- Born: August 26, 1944
- Died: February 22, 2017 (aged 72) Berkeley, CA
- Education: Stanford University (Ph.D., M.S.) University of Michigan (B.S.)
- Known for: Nonlinear Control
- Awards: Rufus Oldenburger Medal (2006)
- Scientific career
- Fields: Control Theory
- Workplaces: Massachusetts Institute of Technology, Arizona State University, University of California, Berkeley

= J. Karl Hedrick =

J. Karl Hedrick (August 26, 1944 – February 22, 2017) was an American control theorist and a professor in the Department of Mechanical Engineering at the University of California, Berkeley. He made seminal contributions in nonlinear control and estimation.
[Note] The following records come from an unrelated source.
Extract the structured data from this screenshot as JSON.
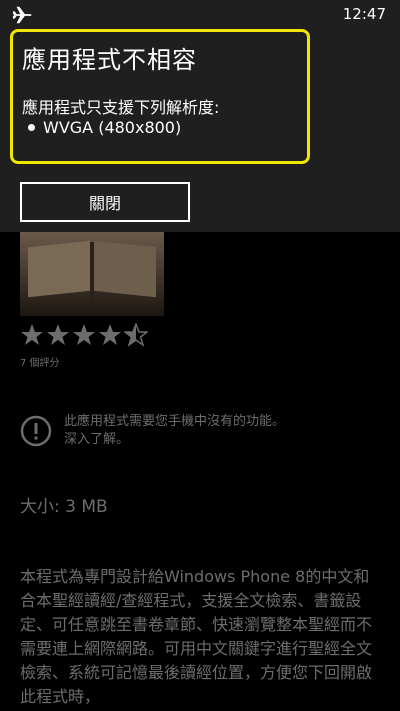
{
  "status_bar": {
    "clock": "12:47",
    "airplane_icon": "airplane-icon"
  },
  "dialog": {
    "title": "應用程式不相容",
    "message": "應用程式只支援下列解析度:",
    "resolutions": [
      "WVGA (480x800)"
    ],
    "close_label": "關閉",
    "highlight_color": "#f0e600"
  },
  "app_page": {
    "rating": {
      "value": 4.5,
      "max": 5,
      "count_label": "7 個評分"
    },
    "warning": {
      "icon": "exclamation-circle-icon",
      "line1": "此應用程式需要您手機中沒有的功能。",
      "line2": "深入了解。"
    },
    "size": "大小: 3 MB",
    "description": "本程式為專門設計給Windows Phone 8的中文和合本聖經讀經/查經程式，支援全文檢索、書籤設定、可任意跳至書卷章節、快速瀏覽整本聖經而不需要連上網際網路。可用中文關鍵字進行聖經全文檢索、系統可記憶最後讀經位置，方便您下回開啟此程式時，"
  }
}
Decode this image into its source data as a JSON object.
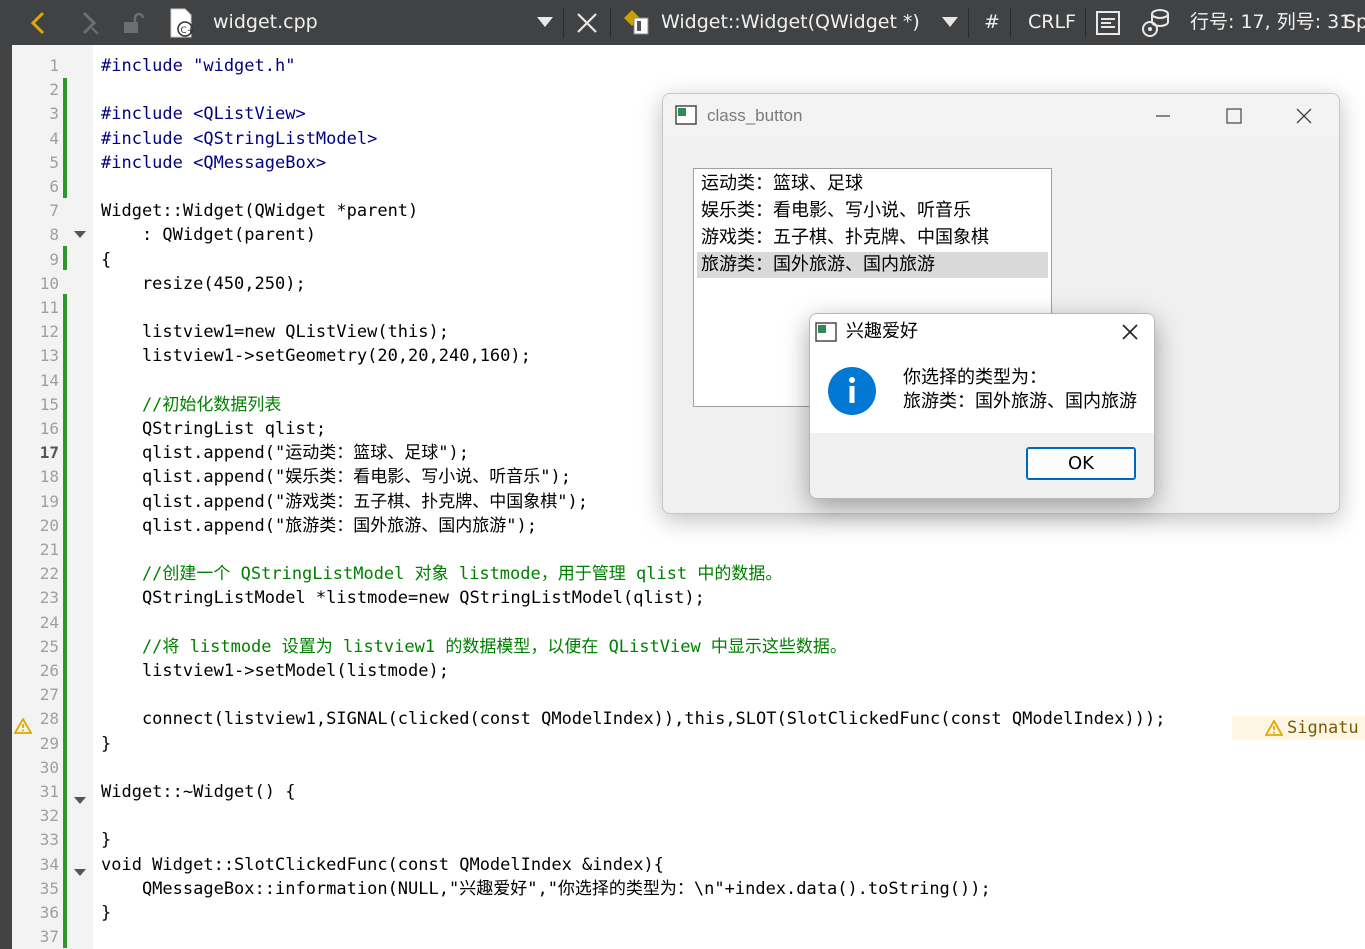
{
  "toolbar": {
    "file_name": "widget.cpp",
    "function_name": "Widget::Widget(QWidget *)",
    "hash": "#",
    "line_ending": "CRLF",
    "position": "行号: 17, 列号: 31",
    "trailing": "Sp"
  },
  "editor": {
    "current_line": 17,
    "line_numbers": [
      "1",
      "2",
      "3",
      "4",
      "5",
      "6",
      "7",
      "8",
      "9",
      "10",
      "11",
      "12",
      "13",
      "14",
      "15",
      "16",
      "17",
      "18",
      "19",
      "20",
      "21",
      "22",
      "23",
      "24",
      "25",
      "26",
      "27",
      "28",
      "29",
      "30",
      "31",
      "32",
      "33",
      "34",
      "35",
      "36",
      "37"
    ],
    "lines": [
      "#include \"widget.h\"",
      "",
      "#include <QListView>",
      "#include <QStringListModel>",
      "#include <QMessageBox>",
      "",
      "Widget::Widget(QWidget *parent)",
      "    : QWidget(parent)",
      "{",
      "    resize(450,250);",
      "",
      "    listview1=new QListView(this);",
      "    listview1->setGeometry(20,20,240,160);",
      "",
      "    //初始化数据列表",
      "    QStringList qlist;",
      "    qlist.append(\"运动类：篮球、足球\");",
      "    qlist.append(\"娱乐类：看电影、写小说、听音乐\");",
      "    qlist.append(\"游戏类：五子棋、扑克牌、中国象棋\");",
      "    qlist.append(\"旅游类：国外旅游、国内旅游\");",
      "",
      "    //创建一个 QStringListModel 对象 listmode，用于管理 qlist 中的数据。",
      "    QStringListModel *listmode=new QStringListModel(qlist);",
      "",
      "    //将 listmode 设置为 listview1 的数据模型，以便在 QListView 中显示这些数据。",
      "    listview1->setModel(listmode);",
      "",
      "    connect(listview1,SIGNAL(clicked(const QModelIndex)),this,SLOT(SlotClickedFunc(const QModelIndex)));",
      "}",
      "",
      "Widget::~Widget() {",
      "",
      "}",
      "void Widget::SlotClickedFunc(const QModelIndex &index){",
      "    QMessageBox::information(NULL,\"兴趣爱好\",\"你选择的类型为：\\n\"+index.data().toString());",
      "}",
      ""
    ],
    "warning_text": "Signatu"
  },
  "app_window": {
    "title": "class_button",
    "list_items": [
      "运动类：篮球、足球",
      "娱乐类：看电影、写小说、听音乐",
      "游戏类：五子棋、扑克牌、中国象棋",
      "旅游类：国外旅游、国内旅游"
    ],
    "selected_index": 3
  },
  "message_box": {
    "title": "兴趣爱好",
    "line1": "你选择的类型为：",
    "line2": "旅游类：国外旅游、国内旅游",
    "ok_label": "OK",
    "icon": "information-icon"
  },
  "colors": {
    "toolbar_bg": "#404244",
    "change_marker": "#2b9a2b",
    "keyword": "#808000",
    "class": "#800080",
    "function": "#00677c",
    "string": "#008000",
    "info_icon": "#0078d4"
  }
}
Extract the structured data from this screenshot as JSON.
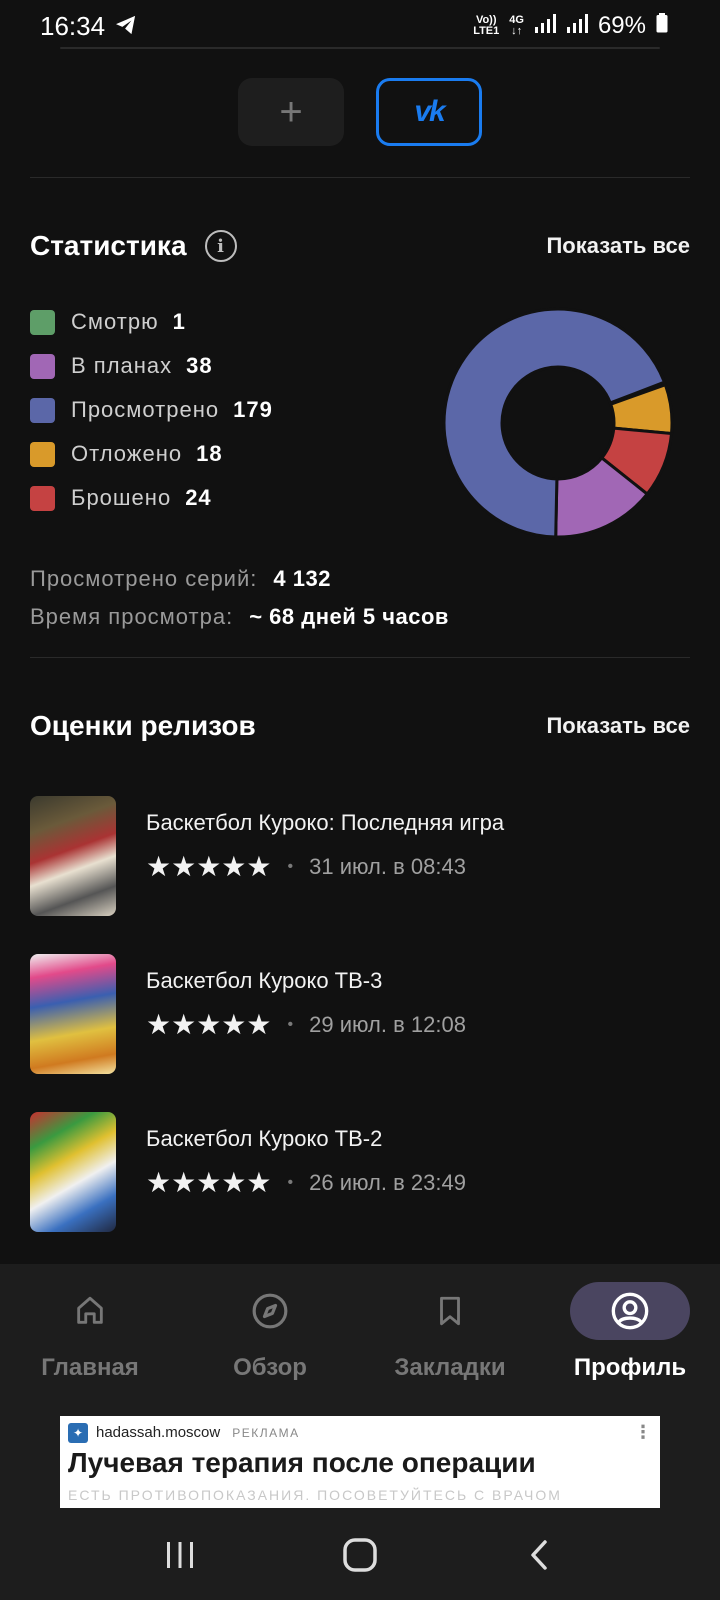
{
  "status_bar": {
    "time": "16:34",
    "volte_top": "Vo))",
    "volte_bottom": "LTE1",
    "network": "4G",
    "battery": "69%"
  },
  "social": {
    "add_label": "+",
    "vk_label": "vk"
  },
  "statistics": {
    "title": "Статистика",
    "show_all": "Показать все",
    "legend": [
      {
        "label": "Смотрю",
        "count": "1",
        "color": "#5e9e68"
      },
      {
        "label": "В планах",
        "count": "38",
        "color": "#a167b5"
      },
      {
        "label": "Просмотрено",
        "count": "179",
        "color": "#5b67a8"
      },
      {
        "label": "Отложено",
        "count": "18",
        "color": "#d99a2a"
      },
      {
        "label": "Брошено",
        "count": "24",
        "color": "#c54242"
      }
    ],
    "episodes_label": "Просмотрено серий:",
    "episodes_value": "4 132",
    "time_label": "Время просмотра:",
    "time_value": "~ 68 дней 5 часов"
  },
  "ratings": {
    "title": "Оценки релизов",
    "show_all": "Показать все",
    "items": [
      {
        "title": "Баскетбол Куроко: Последняя игра",
        "stars": "★★★★★",
        "date": "31 июл. в 08:43"
      },
      {
        "title": "Баскетбол Куроко ТВ-3",
        "stars": "★★★★★",
        "date": "29 июл. в 12:08"
      },
      {
        "title": "Баскетбол Куроко ТВ-2",
        "stars": "★★★★★",
        "date": "26 июл. в 23:49"
      }
    ]
  },
  "nav": {
    "items": [
      {
        "label": "Главная",
        "icon": "home-icon"
      },
      {
        "label": "Обзор",
        "icon": "compass-icon"
      },
      {
        "label": "Закладки",
        "icon": "bookmark-icon"
      },
      {
        "label": "Профиль",
        "icon": "profile-icon",
        "active": true
      }
    ]
  },
  "ad": {
    "domain": "hadassah.moscow",
    "tag": "РЕКЛАМА",
    "headline": "Лучевая терапия после операции",
    "disclaimer": "ЕСТЬ ПРОТИВОПОКАЗАНИЯ. ПОСОВЕТУЙТЕСЬ С ВРАЧОМ"
  }
}
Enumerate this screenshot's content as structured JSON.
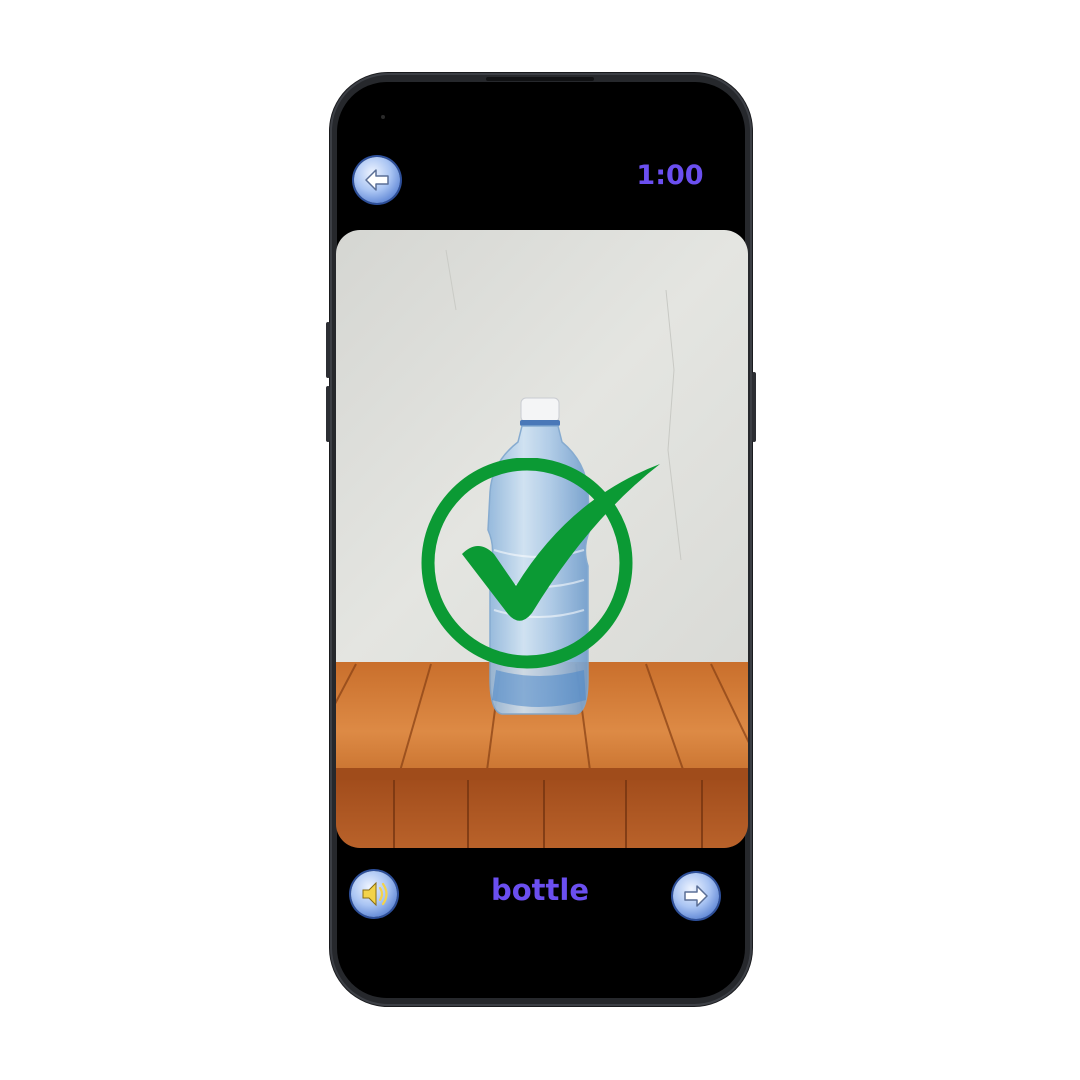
{
  "timer": {
    "text": "1:00"
  },
  "word": {
    "text": "bottle"
  },
  "buttons": {
    "back": {
      "icon": "arrow-left-icon"
    },
    "sound": {
      "icon": "speaker-icon"
    },
    "next": {
      "icon": "arrow-right-icon"
    }
  },
  "result": {
    "icon": "checkmark-circle-icon",
    "status": "correct",
    "color": "#0b9a34"
  },
  "colors": {
    "accent": "#6b4ff0",
    "screen": "#000000",
    "button": "#7aa0e6"
  }
}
Prior to joining the faculty at the University of California, Berkeley he was a professor at the Massachusetts Institute of Technology from 1974 to 1988. Hedrick received a bachelor's degree in Engineering Mechanics from the University of Michigan (1966) and a M.S. and Ph.D. from Stanford University (1970, 1971).

Hedrick was the head of the Vehicle Dynamics and Control Laboratory at UC Berkeley. He led Partners for Advanced Transit and Highways Research Center (1997–2003), which conducts research in advanced vehicle control systems, advanced traffic management and information systems, and technology leading to an automated highway systems.

He wrote two books and published more than 140 peer-reviewed archival publications, and graduated over 70 Ph.D. students in his career at MIT, Arizona State, and Berkeley.

He was awarded the Rufus Oldenburger Medal from the American Society of Mechanical Engineers in 2006 and was elected to the National Academy of Engineering in 2014.